Veterans: The place where I belong

With a keen eye at a young age for what Israel lacked, Ahituv Gershinsky decided to become a social worker.

Ahituv Gershinsky 521 (photo credit: Gloria Deutsch)
Ahituv Gershinsky 521
(photo credit: Gloria Deutsch)
Although raised in a religious and Zionist family it was probably his given name as much as anything that convinced Ahituv Gershinsky that his place should be in Israel and not Manhattan where he was born.

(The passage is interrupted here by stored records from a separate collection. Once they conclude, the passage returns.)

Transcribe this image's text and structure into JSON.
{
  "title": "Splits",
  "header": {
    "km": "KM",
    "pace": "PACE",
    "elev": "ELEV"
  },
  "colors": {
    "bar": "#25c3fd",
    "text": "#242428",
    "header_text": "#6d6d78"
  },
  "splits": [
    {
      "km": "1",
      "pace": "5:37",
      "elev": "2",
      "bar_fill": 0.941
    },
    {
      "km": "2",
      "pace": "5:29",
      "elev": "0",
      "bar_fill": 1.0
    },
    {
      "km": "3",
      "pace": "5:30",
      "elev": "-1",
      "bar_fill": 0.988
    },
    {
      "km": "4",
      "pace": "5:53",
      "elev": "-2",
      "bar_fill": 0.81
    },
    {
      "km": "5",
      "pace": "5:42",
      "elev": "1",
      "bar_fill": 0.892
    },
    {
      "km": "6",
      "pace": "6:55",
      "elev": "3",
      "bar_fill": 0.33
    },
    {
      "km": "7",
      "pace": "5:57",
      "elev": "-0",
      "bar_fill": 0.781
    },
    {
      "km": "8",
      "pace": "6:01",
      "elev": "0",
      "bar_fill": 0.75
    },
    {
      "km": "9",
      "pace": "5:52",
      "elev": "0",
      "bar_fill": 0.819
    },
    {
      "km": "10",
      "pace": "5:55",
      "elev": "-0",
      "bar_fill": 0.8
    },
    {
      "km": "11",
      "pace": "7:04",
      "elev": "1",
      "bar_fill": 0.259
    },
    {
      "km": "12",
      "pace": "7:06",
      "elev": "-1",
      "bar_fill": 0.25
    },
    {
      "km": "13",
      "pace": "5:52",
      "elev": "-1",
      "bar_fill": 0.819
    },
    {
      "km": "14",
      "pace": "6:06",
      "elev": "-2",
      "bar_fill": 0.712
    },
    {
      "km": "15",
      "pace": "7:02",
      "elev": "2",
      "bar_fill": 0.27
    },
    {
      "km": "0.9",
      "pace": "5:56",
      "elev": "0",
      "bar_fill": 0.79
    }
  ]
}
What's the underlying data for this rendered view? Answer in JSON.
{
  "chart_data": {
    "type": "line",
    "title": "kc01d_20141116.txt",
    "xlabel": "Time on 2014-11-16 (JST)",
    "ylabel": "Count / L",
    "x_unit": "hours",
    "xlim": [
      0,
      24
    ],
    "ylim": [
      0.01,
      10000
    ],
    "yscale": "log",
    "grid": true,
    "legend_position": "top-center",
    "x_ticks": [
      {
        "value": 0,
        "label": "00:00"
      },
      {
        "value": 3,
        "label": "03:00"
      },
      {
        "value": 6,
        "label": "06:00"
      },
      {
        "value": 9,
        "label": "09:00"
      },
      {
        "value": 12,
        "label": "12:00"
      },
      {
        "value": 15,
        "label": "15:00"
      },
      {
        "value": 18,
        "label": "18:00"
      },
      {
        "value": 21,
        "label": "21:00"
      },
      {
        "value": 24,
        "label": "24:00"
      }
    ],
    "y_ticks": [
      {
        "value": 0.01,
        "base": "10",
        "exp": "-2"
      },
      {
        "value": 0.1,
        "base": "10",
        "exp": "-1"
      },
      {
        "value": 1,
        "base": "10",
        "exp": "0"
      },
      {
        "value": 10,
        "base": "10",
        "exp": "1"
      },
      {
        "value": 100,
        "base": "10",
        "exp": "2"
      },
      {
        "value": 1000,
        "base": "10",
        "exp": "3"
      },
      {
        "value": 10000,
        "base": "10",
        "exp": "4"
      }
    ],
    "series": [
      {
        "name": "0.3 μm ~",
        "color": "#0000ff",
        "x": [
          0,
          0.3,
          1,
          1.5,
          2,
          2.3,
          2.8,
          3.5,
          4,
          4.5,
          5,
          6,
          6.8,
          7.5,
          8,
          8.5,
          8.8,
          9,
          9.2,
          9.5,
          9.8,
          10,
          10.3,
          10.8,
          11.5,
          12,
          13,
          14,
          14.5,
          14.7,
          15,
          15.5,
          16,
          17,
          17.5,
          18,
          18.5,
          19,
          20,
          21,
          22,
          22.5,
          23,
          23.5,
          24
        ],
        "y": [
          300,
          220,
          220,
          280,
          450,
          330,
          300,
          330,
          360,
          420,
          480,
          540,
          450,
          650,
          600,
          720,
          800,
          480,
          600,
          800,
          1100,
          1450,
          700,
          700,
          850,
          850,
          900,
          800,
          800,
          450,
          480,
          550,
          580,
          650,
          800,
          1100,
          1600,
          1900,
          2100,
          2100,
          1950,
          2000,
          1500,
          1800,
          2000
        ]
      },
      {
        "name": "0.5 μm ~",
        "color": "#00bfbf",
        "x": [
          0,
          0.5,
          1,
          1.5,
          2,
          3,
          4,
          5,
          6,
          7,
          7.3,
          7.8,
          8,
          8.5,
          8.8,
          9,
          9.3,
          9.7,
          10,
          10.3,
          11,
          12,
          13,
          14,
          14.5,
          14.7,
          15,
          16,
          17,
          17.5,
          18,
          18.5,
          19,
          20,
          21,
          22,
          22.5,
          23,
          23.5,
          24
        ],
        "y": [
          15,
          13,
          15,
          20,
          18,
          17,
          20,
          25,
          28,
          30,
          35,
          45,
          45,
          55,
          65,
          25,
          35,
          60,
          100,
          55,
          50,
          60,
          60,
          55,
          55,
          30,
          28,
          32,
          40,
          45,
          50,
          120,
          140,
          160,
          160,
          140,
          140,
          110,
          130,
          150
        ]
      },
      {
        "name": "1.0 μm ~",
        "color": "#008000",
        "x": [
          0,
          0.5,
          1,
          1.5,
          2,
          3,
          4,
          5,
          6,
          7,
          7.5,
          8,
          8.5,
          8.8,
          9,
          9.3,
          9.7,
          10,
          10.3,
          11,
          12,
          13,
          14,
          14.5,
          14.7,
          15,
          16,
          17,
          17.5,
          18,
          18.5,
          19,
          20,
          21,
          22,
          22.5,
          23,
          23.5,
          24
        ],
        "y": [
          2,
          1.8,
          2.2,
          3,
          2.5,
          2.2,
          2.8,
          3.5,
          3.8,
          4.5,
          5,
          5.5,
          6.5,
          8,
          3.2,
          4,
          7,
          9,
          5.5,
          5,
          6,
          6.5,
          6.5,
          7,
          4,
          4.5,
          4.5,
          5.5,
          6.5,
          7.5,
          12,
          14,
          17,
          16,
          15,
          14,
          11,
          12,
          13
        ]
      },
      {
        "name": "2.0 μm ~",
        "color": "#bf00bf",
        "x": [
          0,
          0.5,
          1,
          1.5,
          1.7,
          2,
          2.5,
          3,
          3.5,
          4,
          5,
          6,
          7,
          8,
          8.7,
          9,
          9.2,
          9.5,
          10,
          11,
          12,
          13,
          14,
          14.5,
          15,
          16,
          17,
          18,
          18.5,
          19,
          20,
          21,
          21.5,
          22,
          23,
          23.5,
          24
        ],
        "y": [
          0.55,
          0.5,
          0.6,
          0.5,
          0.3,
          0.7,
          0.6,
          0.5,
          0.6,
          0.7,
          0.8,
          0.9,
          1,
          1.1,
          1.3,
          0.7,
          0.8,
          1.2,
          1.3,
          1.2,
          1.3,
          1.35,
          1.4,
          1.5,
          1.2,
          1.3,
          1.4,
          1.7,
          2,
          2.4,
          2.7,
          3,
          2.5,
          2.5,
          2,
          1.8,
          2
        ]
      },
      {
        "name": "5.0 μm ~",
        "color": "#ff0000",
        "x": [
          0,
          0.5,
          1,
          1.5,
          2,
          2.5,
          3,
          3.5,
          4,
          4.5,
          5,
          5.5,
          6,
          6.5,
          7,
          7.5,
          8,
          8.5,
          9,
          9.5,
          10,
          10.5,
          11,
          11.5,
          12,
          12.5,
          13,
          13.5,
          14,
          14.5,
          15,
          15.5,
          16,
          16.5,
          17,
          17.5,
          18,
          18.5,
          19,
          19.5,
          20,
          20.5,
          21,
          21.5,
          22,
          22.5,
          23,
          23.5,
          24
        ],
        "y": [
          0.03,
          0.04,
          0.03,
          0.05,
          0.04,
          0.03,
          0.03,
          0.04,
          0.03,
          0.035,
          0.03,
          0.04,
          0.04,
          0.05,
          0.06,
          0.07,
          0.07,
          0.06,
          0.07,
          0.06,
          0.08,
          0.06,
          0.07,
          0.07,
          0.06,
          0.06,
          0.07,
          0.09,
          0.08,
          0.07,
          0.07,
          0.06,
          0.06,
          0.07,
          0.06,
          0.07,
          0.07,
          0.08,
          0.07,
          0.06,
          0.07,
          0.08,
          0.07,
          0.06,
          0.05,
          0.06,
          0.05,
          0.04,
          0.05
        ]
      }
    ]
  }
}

“My parents named me after a great-grandfather whose name was Guttman and they chose ‘Ahituv’ as a rough translation. You can’t grow up in America with a name like that and blend in,” he says. “Your name is so much a part of your identity and I just didn’t feel at home.”
After living in Israel for nearly 35 years, he certainly feels at home here and always has done since his first visit at the age of 17. And as the national director of the Israeli Society of SOS Children’s Villages, (an international organization of residential homes for disadvantaged children) for the last four years he has seen his dream of contributing to Israeli society reach its peak – a dream which began when, as a newly married man of 22 he made aliya with his wife and child, back in 1977.
He was appointed to the position after many years of experience in social work, which he studied at Yeshiva University.
“I’d visited Israel as a teenager, studying for a year at a Hesder yeshiva, and even then I started investigating what was needed here,” he says. “I decided to become a social worker, as the subject really interested me. I thought, if I’m going to starve, I’d rather do it in Israel working with my own people.”
He met his wife, Ruthie, originally from New York, while he was here studying, and they married a few years later in Tel Aviv.
“But we had to go back to the States for a few years to finish my schooling,” he says. Finally, with his brand-new master’s degree in social work and psychology, they landed in the absorption center in Mevaseret Zion and he began looking for work straight away. He already knew Hebrew so could cut out the ulpan and try and get straight into the workforce.
The first job was certainly a baptism of fire: being in the old Ezrat Nashim psychiatric hospital, later the Sarah Herzog Hospital, in the chronic ward.
“My job was to work on the social skills of people who had been seriously damaged by being neglected over many years,” he says. “I spent two years there and it was not an uplifting experience, but it’s an important part of Israeli society.”
From there he joined a Welfare and Social Services Ministry chain of vocational and rehabilitation centers for people with psychological and behavioral problems. He worked with the chronically unemployed, helping them to enter the employment world and providing emotional support and teaching basic skills. This lasted two years, and the next job, in the B’nai B’rith home for adolescents with problems lasted for six, and gave him valuable experience for his current position.
Meanwhile, the family was growing. Ruthie had given him four sons and another was on the way.
Ahituv flirted with the idea of a private practice in family therapy, took a qualification at the Shiluv Institute and worked in it for a while.
“But I didn’t have the guts to leave my paying job and do it full-time,” he says.
Ruthie was working too – today she is financial director of a program for women from abroad who want to study at Midreshet Moriah.
Into this hectic schedule he also had to fit in his yearly stints of reserve duty, from the age of 28 until 46.
“My boys grew up seeing me go off in uniform – and every one of them became a combat soldier in Hesder,” he says proudly. One of their sons is a company commander in Golani. He and his wife are clearly very proud of all five sons, all of whom succeeded in their professions, and the fact that they have all stayed religious and all get along is immensely important to them.
From 1997 to 2003 he worked as the director of the long-term hospitalization unit at the Alyn Hospital in Jerusalem.
“The mission was to help the patients move out into the community, and we got the numbers down from 41 people to 18 with another five with discharge plans,” he says. “It means if you do the job right you will be unemployed.”
And at the age of nearly 50, he was.
Looking for work became a consuming and often depressing experience. He was 49 and prospective employers made him feel as though he was old. After a year of being unemployed he got a job unrelated to his social work through connections.
“I didn’t want to leave the profession but I had to feed my family,” he says, explaining why he took a job with an American company making animated films, which went on for two and a half years. Another stint with the Vocational Rehabilitation Center followed that until he learnt about the position going at SOS.
“Someone told me I should apply, as the director job was made for me,” he says.
He took over the position four years ago and loves the job, although he says he is essentially a bureaucrat, handling the administration of the two SOS villages here and connecting to the international organization worldwide. One gets the feeling that he misses the hands-on interactions he had as a long-time social worker.
“The real work is done in the villages,” he says.
He has no doubt he made the right decision back in 1977.
“I knew Israel is where I belonged,” he says.